Results show that in 2015 North American and European organisations will continue to be large scale investors in the technology to keep their forerunning position. North American businesses are spending 0.45% of their income on IoT programmes, while European businesses are spending 0.4% of their income. In Europe this represents an expected average of $93.9 million per surveyed business, with French respondents averaging $138 million per business – $30+ million more than American business invest in their IoT programmes. In the Asia-Pacific region businesses are investing an average of 0.34% and in Latin America businesses are investing 0.23% of their income in IoT.

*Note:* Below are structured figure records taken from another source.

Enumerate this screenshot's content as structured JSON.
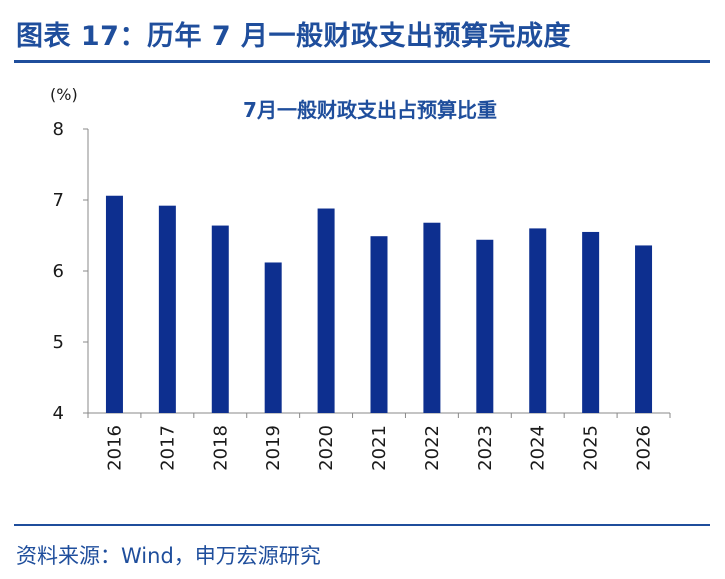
{
  "figure": {
    "title": "图表 17：历年 7 月一般财政支出预算完成度",
    "source": "资料来源：Wind，申万宏源研究"
  },
  "colors": {
    "bar": "#0d2f8f",
    "heading": "#1f4e9c",
    "axis": "#888888"
  },
  "chart_data": {
    "type": "bar",
    "title": "7月一般财政支出占预算比重",
    "ylabel": "(%)",
    "xlabel": "",
    "categories": [
      "2016",
      "2017",
      "2018",
      "2019",
      "2020",
      "2021",
      "2022",
      "2023",
      "2024",
      "2025",
      "2026"
    ],
    "values": [
      7.06,
      6.92,
      6.64,
      6.12,
      6.88,
      6.49,
      6.68,
      6.44,
      6.6,
      6.55,
      6.36
    ],
    "ylim": [
      4,
      8
    ],
    "yticks": [
      "4",
      "5",
      "6",
      "7",
      "8"
    ],
    "grid": false,
    "legend": "none"
  }
}
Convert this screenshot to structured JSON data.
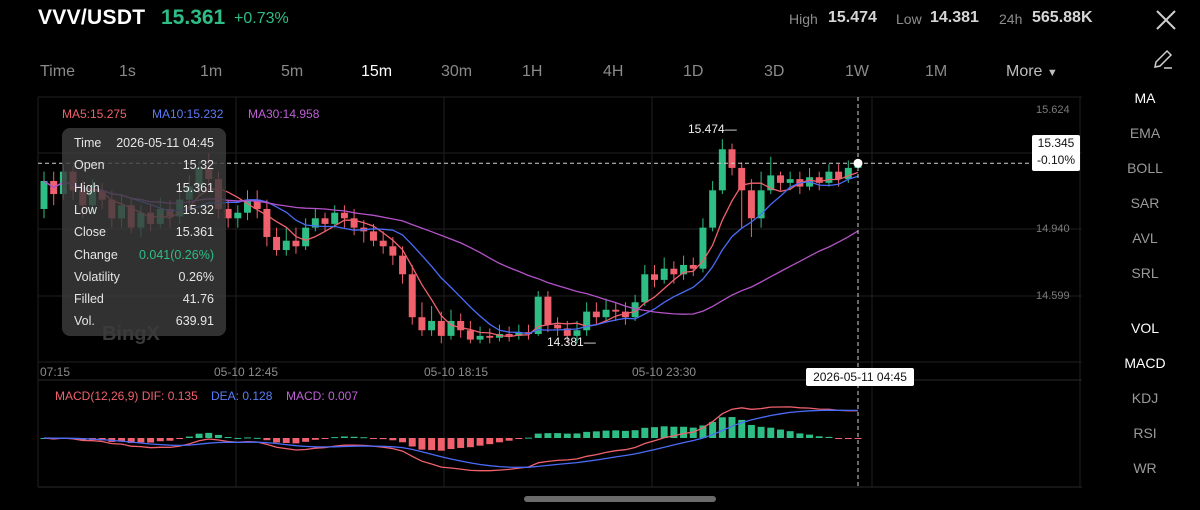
{
  "header": {
    "pair": "VVV/USDT",
    "price": "15.361",
    "change": "+0.73%",
    "high_label": "High",
    "high_value": "15.474",
    "low_label": "Low",
    "low_value": "14.381",
    "vol_label": "24h",
    "vol_value": "565.88K"
  },
  "timeframes": [
    "Time",
    "1s",
    "1m",
    "5m",
    "15m",
    "30m",
    "1H",
    "4H",
    "1D",
    "3D",
    "1W",
    "1M"
  ],
  "active_timeframe": "15m",
  "more_label": "More",
  "indicators_main": [
    "MA",
    "EMA",
    "BOLL",
    "SAR",
    "AVL",
    "SRL"
  ],
  "indicators_sub": [
    "VOL",
    "MACD",
    "KDJ",
    "RSI",
    "WR"
  ],
  "ma_labels": {
    "ma5": "MA5:15.275",
    "ma10": "MA10:15.232",
    "ma30": "MA30:14.958"
  },
  "tooltip": [
    {
      "label": "Time",
      "value": "2026-05-11 04:45"
    },
    {
      "label": "Open",
      "value": "15.32"
    },
    {
      "label": "High",
      "value": "15.361"
    },
    {
      "label": "Low",
      "value": "15.32"
    },
    {
      "label": "Close",
      "value": "15.361"
    },
    {
      "label": "Change",
      "value": "0.041(0.26%)"
    },
    {
      "label": "Volatility",
      "value": "0.26%"
    },
    {
      "label": "Filled",
      "value": "41.76"
    },
    {
      "label": "Vol.",
      "value": "639.91"
    }
  ],
  "price_axis": [
    "15.624",
    "14.940",
    "14.599"
  ],
  "x_labels": [
    "07:15",
    "05-10 12:45",
    "05-10 18:15",
    "05-10 23:30"
  ],
  "crosshair_price": "15.345",
  "crosshair_change": "-0.10%",
  "crosshair_time": "2026-05-11 04:45",
  "high_marker": "15.474",
  "low_marker": "14.381",
  "macd_labels": {
    "name": "MACD(12,26,9)",
    "dif": "DIF: 0.135",
    "dea": "DEA: 0.128",
    "macd": "MACD: 0.007"
  },
  "watermark": "BingX",
  "colors": {
    "up": "#2ebd85",
    "down": "#f0616d",
    "ma5": "#f0616d",
    "ma10": "#4a6cf7",
    "ma30": "#b452c8"
  },
  "chart_data": {
    "type": "candlestick",
    "candles": [
      [
        15.1,
        15.25,
        15.3,
        15.05
      ],
      [
        15.25,
        15.18,
        15.3,
        15.12
      ],
      [
        15.18,
        15.3,
        15.34,
        15.15
      ],
      [
        15.3,
        15.2,
        15.33,
        15.15
      ],
      [
        15.2,
        15.12,
        15.25,
        15.05
      ],
      [
        15.12,
        15.2,
        15.26,
        15.08
      ],
      [
        15.2,
        15.15,
        15.24,
        15.1
      ],
      [
        15.15,
        15.05,
        15.2,
        15.0
      ],
      [
        15.05,
        15.12,
        15.18,
        15.0
      ],
      [
        15.12,
        15.0,
        15.16,
        14.97
      ],
      [
        15.0,
        15.08,
        15.12,
        14.95
      ],
      [
        15.08,
        15.02,
        15.12,
        14.98
      ],
      [
        15.02,
        15.1,
        15.16,
        15.0
      ],
      [
        15.1,
        15.06,
        15.15,
        15.0
      ],
      [
        15.06,
        15.15,
        15.2,
        15.02
      ],
      [
        15.15,
        15.22,
        15.28,
        15.1
      ],
      [
        15.22,
        15.32,
        15.36,
        15.18
      ],
      [
        15.32,
        15.26,
        15.4,
        15.2
      ],
      [
        15.26,
        15.1,
        15.3,
        15.05
      ],
      [
        15.1,
        15.05,
        15.15,
        15.0
      ],
      [
        15.05,
        15.08,
        15.12,
        15.0
      ],
      [
        15.08,
        15.15,
        15.2,
        15.04
      ],
      [
        15.15,
        15.1,
        15.2,
        15.05
      ],
      [
        15.1,
        14.95,
        15.15,
        14.9
      ],
      [
        14.95,
        14.88,
        15.0,
        14.85
      ],
      [
        14.88,
        14.93,
        15.0,
        14.85
      ],
      [
        14.93,
        14.9,
        15.0,
        14.86
      ],
      [
        14.9,
        15.0,
        15.05,
        14.88
      ],
      [
        15.0,
        15.05,
        15.1,
        14.98
      ],
      [
        15.05,
        15.02,
        15.08,
        14.98
      ],
      [
        15.02,
        15.08,
        15.12,
        15.0
      ],
      [
        15.08,
        15.05,
        15.12,
        15.0
      ],
      [
        15.05,
        15.0,
        15.1,
        14.96
      ],
      [
        15.0,
        14.98,
        15.04,
        14.92
      ],
      [
        14.98,
        14.93,
        15.02,
        14.9
      ],
      [
        14.93,
        14.9,
        14.98,
        14.86
      ],
      [
        14.9,
        14.85,
        14.95,
        14.8
      ],
      [
        14.85,
        14.75,
        14.9,
        14.7
      ],
      [
        14.75,
        14.52,
        14.8,
        14.48
      ],
      [
        14.52,
        14.45,
        14.6,
        14.42
      ],
      [
        14.45,
        14.5,
        14.58,
        14.42
      ],
      [
        14.5,
        14.42,
        14.55,
        14.38
      ],
      [
        14.42,
        14.5,
        14.56,
        14.4
      ],
      [
        14.5,
        14.45,
        14.54,
        14.41
      ],
      [
        14.45,
        14.4,
        14.5,
        14.38
      ],
      [
        14.4,
        14.42,
        14.47,
        14.38
      ],
      [
        14.42,
        14.41,
        14.46,
        14.38
      ],
      [
        14.41,
        14.43,
        14.48,
        14.39
      ],
      [
        14.43,
        14.42,
        14.47,
        14.39
      ],
      [
        14.42,
        14.44,
        14.48,
        14.4
      ],
      [
        14.44,
        14.43,
        14.48,
        14.4
      ],
      [
        14.43,
        14.63,
        14.66,
        14.42
      ],
      [
        14.63,
        14.48,
        14.66,
        14.44
      ],
      [
        14.48,
        14.46,
        14.52,
        14.42
      ],
      [
        14.46,
        14.42,
        14.5,
        14.38
      ],
      [
        14.42,
        14.45,
        14.5,
        14.381
      ],
      [
        14.45,
        14.55,
        14.6,
        14.42
      ],
      [
        14.55,
        14.52,
        14.6,
        14.48
      ],
      [
        14.52,
        14.56,
        14.62,
        14.5
      ],
      [
        14.56,
        14.55,
        14.6,
        14.5
      ],
      [
        14.55,
        14.52,
        14.6,
        14.48
      ],
      [
        14.52,
        14.6,
        14.64,
        14.5
      ],
      [
        14.6,
        14.75,
        14.8,
        14.58
      ],
      [
        14.75,
        14.72,
        14.8,
        14.68
      ],
      [
        14.72,
        14.78,
        14.84,
        14.7
      ],
      [
        14.78,
        14.75,
        14.82,
        14.7
      ],
      [
        14.75,
        14.8,
        14.85,
        14.72
      ],
      [
        14.8,
        14.78,
        14.84,
        14.74
      ],
      [
        14.78,
        15.0,
        15.05,
        14.76
      ],
      [
        15.0,
        15.2,
        15.25,
        14.98
      ],
      [
        15.2,
        15.42,
        15.474,
        15.18
      ],
      [
        15.42,
        15.32,
        15.45,
        15.28
      ],
      [
        15.32,
        15.2,
        15.35,
        15.0
      ],
      [
        15.2,
        15.05,
        15.26,
        14.95
      ],
      [
        15.05,
        15.2,
        15.3,
        15.0
      ],
      [
        15.2,
        15.28,
        15.38,
        15.18
      ],
      [
        15.28,
        15.24,
        15.3,
        15.2
      ],
      [
        15.24,
        15.26,
        15.3,
        15.2
      ],
      [
        15.26,
        15.22,
        15.3,
        15.18
      ],
      [
        15.22,
        15.27,
        15.32,
        15.2
      ],
      [
        15.27,
        15.24,
        15.3,
        15.2
      ],
      [
        15.24,
        15.3,
        15.34,
        15.22
      ],
      [
        15.3,
        15.26,
        15.34,
        15.22
      ],
      [
        15.26,
        15.32,
        15.36,
        15.24
      ],
      [
        15.32,
        15.361,
        15.361,
        15.32
      ]
    ]
  }
}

Manufacturing industry profits most
Respondents in the manufacturing industry reported the biggest revenue growth out of IoT. On average investment in IoT in this industry delivers revenue growth of 28.5%. Banks and financial service providers are another industry in which IoT investments bear considerable fruit – financial services seeing a revenue impact of 17.5%, followed by Media & Entertainment with an impact of 17.4%. The automotive industry sees the lowest income growth (9.9%) from IoT investment.
Despite encouraging figures around IoT investments and favourable prospects, the researchers also highlight that there are still significant barriers to be overcome within all sectors before the lofty promises of IoT can be fully realised. The multi-national respondents said that business culture remains one of the biggest stumbling blocks, because employees will be forced to start thinking differently about customers, products and processes. Convincing them of the merits of these new ways of thinking is the second biggest stumbling block, with leadership of the businesses needing to invest considerable time and resources into making IoT introductions a success. Finally, the technology itself is seen as a barrier, because much still needs to be developed and integrated within current businesses systems, while protection and privacy issues also still require considerable attention.
Chandrasekaran adds: “Now is the time for every leader in every industry to reimagine the possibilities for their businesses in a world of smart, connected things.”